‘Mandela’s stones’ inspire island artwork
FOR his second solo exhibition with Goodman Gallery, Chilean-born New York-based artist Alfredo Jaar is presenting Men Who Cannot Cry, a series of works inspired by a cairn photographed by the artist on a trip to Robben Island a few years ago.
The stones were placed by a group of former political prisoners who returned to the island in 1995 to commemorate the 5th anniversary of their release.
The exhibition is a meditation on this stone monument and the poignancy it holds for the present political moment.
For seven hours a day, five days a week the inmates spent their time in a quarry, extracting limestone used to whitewash roads on the island.
After years of repetition, this seemingly futile exercise exacted a heavy physical toll.
When former president Nelson Mandela returned to the island in 1995, he was the first to pick up a stone and deposit it a few steps away, beside the road. Soon fellow ex-prisoners joined in, stacking stones.
In the Xhosa culture the gesture is associated with asking for good fortune and is known as an “isivivana”, marking in Khoisan tradition the site of a sacred place.
For Jaar this moment represented the spontaneous creation of an “extraordinary public monument of reconciliation”.
The fact that the isivivana was still standing when Jaar took his photograph years later further transformed the stones into a “metaphor for the extreme precariousness” of South Africa’s post-apartheid journey and the road that lies ahead, the gallery said.
In Men Who Cannot Cry, Jaar reflects on the metaphor through various representations of the monument.
Beside Jaar’s original photograph of the isivivana itself, there are five geometric neons he describes as “speculative forms that try to interpret the fragility of the monument in metaphorical, spiritual, and political ways”.
An additional work presents a stone Jaar picked up from Robben Island, shown in a plexiglass light box atop a pedestal.

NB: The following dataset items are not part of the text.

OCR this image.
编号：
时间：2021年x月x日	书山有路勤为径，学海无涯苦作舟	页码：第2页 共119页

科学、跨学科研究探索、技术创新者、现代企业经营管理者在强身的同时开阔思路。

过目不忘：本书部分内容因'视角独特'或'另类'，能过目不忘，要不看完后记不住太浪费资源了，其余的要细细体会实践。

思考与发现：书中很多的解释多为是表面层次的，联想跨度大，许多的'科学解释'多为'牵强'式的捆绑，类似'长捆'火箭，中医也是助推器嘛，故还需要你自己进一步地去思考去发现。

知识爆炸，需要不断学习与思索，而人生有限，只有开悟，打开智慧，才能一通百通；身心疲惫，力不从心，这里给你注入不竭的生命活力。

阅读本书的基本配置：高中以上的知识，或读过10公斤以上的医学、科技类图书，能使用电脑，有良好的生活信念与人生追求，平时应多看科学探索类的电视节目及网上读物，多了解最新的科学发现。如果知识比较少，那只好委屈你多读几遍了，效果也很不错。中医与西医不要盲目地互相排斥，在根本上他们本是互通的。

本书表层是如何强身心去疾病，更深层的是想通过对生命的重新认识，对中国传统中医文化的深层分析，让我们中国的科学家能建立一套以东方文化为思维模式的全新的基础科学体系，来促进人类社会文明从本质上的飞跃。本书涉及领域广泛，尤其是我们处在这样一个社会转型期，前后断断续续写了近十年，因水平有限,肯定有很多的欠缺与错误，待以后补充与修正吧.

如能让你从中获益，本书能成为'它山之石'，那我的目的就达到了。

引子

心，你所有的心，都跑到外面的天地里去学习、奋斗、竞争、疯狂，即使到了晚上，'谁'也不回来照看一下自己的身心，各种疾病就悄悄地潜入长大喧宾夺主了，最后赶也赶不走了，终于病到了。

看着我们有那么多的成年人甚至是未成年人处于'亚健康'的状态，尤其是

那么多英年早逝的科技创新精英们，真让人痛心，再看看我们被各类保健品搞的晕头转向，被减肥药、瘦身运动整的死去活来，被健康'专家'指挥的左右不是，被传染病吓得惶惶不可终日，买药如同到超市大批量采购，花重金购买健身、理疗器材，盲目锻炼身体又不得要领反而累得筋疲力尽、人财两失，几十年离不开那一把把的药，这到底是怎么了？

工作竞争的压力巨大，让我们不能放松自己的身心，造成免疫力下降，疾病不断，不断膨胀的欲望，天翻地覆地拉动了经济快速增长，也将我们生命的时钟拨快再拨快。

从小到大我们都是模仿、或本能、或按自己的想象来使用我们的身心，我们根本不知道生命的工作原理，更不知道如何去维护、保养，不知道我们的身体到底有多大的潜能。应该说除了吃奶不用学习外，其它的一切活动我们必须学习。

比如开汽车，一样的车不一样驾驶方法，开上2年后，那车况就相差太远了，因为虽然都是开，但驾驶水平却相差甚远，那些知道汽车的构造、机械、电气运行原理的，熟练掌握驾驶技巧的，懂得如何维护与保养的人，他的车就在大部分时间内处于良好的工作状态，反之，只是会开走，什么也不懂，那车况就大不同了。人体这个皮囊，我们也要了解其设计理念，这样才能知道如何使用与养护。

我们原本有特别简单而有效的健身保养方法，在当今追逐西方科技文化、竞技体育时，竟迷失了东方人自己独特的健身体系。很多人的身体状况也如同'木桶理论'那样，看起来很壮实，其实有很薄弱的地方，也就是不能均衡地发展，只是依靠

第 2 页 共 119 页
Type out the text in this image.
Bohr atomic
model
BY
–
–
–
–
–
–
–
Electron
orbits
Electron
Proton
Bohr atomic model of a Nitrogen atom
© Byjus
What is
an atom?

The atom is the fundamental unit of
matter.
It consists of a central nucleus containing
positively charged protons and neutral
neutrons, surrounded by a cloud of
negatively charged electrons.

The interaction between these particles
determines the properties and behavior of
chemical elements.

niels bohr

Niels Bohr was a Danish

Every few minutes the light intensifies in the box to the point that the stone practically disappears, becoming a black dot that embeds itself in a viewer’s retina like an after-image effect.
The Sound of Silence is the final work on the show.
The photographic installation features 15 images of Robben Island taken by Jaar during his visit. The exhibition at the Goodman Gallery runs until January 12 next year.